Fisher was a prime mover behind Oklahoma's Quality Jobs Act, a successful tax incentive program created in the 1990s and copied by several other states to attract high-paying jobs.

A spinoff program, designed to attract investors in small companies, led to unintended windfall profits for some investors who found a way to get around provisions that borrowed money not be used, Fisher said.

"Under the quality jobs act, we can give out the amount of money companies receive and the names of the companies that receive the incentive because it is set out as a public record in the statute," Ross said.

She said that was not the case in the spinoff program that now is the subject of controversy.

"Of course I was surprised," Fisher said of being informed that investors were making such large profits without the state realizing any economic benefit.

He said he sponsored the legislation "to attract investment in small businesses and in rural Oklahoma and it was working pretty much on an even keel until we found out that some very smart people had found a way to wire through it and, from my perspective, receive undue aggrandizement."

The Senate has passed a bill by Fisher that seeks to plug loopholes that permit investors to double their investment up front without creating jobs. He says the practice is not illegal under the law.

One thing Fisher said he wants put into the bill as it goes through the process is "full disclosure up front."

Rep. Odilia Dank, R-Oklahoma City, is the House author. She said the problem is just one example of legislators having to fix well-intentioned legislation that has gone awry.

"There's not enough accountability," Dank said. "With a lot of bills we pass, there are unintended consequences."

Under existing legislation, venture Capital investors qualify for a tax credit of 20 percent for startup funding of small companies. In economically depressed rural areas, the tax credit is 30 percent.

Some investors have found a way to apply these credits to a larger pot of money than the funds strictly intended for business startups.

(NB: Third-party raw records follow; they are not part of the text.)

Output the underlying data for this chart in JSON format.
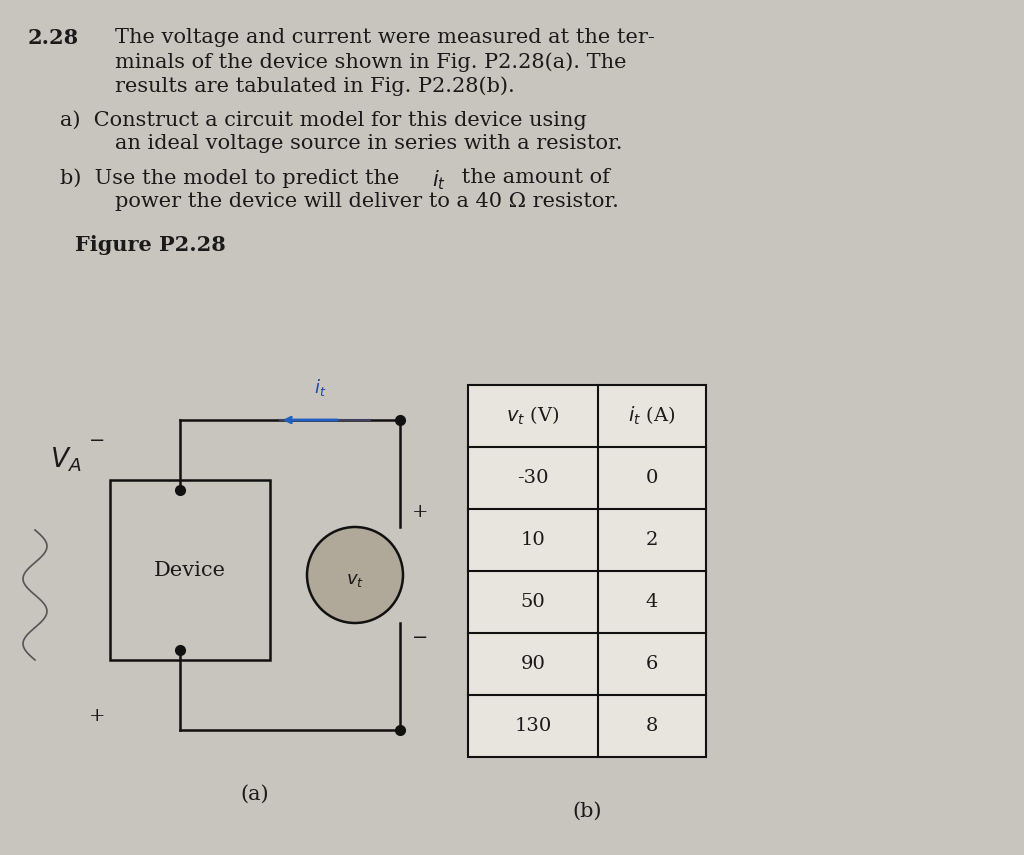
{
  "background_color": "#c8c4be",
  "text_color": "#1a1a1a",
  "problem_number": "2.28",
  "figure_label": "Figure P2.28",
  "table_data": [
    [
      -30,
      0
    ],
    [
      10,
      2
    ],
    [
      50,
      4
    ],
    [
      90,
      6
    ],
    [
      130,
      8
    ]
  ],
  "label_a": "(a)",
  "label_b": "(b)",
  "device_label": "Device",
  "fs_problem": 15,
  "fs_table": 14,
  "fs_label": 14,
  "lw_circuit": 1.8,
  "dot_size": 7,
  "circle_color": "#b0a898",
  "table_bg": "#e8e4de",
  "wire_color": "#111111",
  "arrow_color": "#2060c0"
}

One official calls it "a shell game" where layers of companies are created with the same board of directors, who buy certificates of deposit that are combined with invested funds to make huge tax credit profits.

In one example, a group of investors could invest $15 million initially in five different small businesses, combine that $15 with an $85 million certificate of deposit bought by a second company they control and get a 30 percent tax credit on the combined total of $100 million. That would amount to a $30 million profit up front, twice the amount of the original investment.

Ed note: This reads like the Scissortail tax credit scheme.